On the Role of Large Organizations
The effect of the World War II decision [was] to make health insurance policies deductible to employers and tax-free to employees. This tended to tie health insurance to employment and has made individuals dependent on large organizations. Since third parties pick up the tab for most health-care spending, consumers tend not to be cost-conscious. The result has been above-inflation cost increases for health care.
The New Deal and the World War II years produced policies that left people dependent on large organizations. We now learn from the problems of steel pensioners or Social Security recipients, those organizations don't always deliver.

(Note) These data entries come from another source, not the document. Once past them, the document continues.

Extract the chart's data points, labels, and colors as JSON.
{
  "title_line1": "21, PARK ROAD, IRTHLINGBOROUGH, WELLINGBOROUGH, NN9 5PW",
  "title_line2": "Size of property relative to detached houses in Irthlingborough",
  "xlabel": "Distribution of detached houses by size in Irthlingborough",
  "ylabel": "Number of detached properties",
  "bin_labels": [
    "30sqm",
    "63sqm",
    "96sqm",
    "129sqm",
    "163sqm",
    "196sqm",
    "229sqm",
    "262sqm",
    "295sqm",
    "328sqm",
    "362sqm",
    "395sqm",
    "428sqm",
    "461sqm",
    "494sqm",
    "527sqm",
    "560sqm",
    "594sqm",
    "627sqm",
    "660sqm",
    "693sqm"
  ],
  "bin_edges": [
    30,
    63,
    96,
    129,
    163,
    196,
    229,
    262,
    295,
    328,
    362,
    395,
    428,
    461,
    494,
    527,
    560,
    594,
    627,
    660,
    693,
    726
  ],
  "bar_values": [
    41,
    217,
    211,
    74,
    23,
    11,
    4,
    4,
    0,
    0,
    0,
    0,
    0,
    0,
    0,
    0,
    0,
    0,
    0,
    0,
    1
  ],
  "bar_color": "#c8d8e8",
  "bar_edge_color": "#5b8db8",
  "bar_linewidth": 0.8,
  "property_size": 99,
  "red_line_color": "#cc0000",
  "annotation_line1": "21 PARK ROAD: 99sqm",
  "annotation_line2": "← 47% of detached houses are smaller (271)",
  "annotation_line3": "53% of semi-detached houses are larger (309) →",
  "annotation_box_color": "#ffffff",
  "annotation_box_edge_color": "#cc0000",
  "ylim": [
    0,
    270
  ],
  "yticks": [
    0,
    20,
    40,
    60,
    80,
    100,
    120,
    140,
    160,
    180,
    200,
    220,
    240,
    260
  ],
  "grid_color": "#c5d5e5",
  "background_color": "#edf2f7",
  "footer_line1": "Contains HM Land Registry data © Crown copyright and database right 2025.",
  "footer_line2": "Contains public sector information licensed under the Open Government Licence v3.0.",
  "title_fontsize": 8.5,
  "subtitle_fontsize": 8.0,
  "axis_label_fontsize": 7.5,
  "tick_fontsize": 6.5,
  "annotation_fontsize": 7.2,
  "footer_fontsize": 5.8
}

On How to Control the Costs of Pharmaceuticals
Allow Medicare to negotiate drug prices. Reinstitute a requirement that drug companies disclose all known side-effect risks in their advertisements. Eliminate the payment of 'user-fees' for FDA approval. Authorize 'parallel trading' with other developed countries. Ban one drug company from paying another 'not to manufacture'a less-expensive version of a drug. Require new brand-name drugs to be superior than current drugs . . . or no patent!
[But these policy changes] aren't happening because big drug companies have too much power and weak-kneed politicians aren't willing to stand up to them.
The first comments were written by political commentator Michael Barone in the Washington Times. The second set of comments were by local Cranston, RI Mayor and Republican Senatorial candidate Stephen P Laffey, and were noted in the Providence Journal.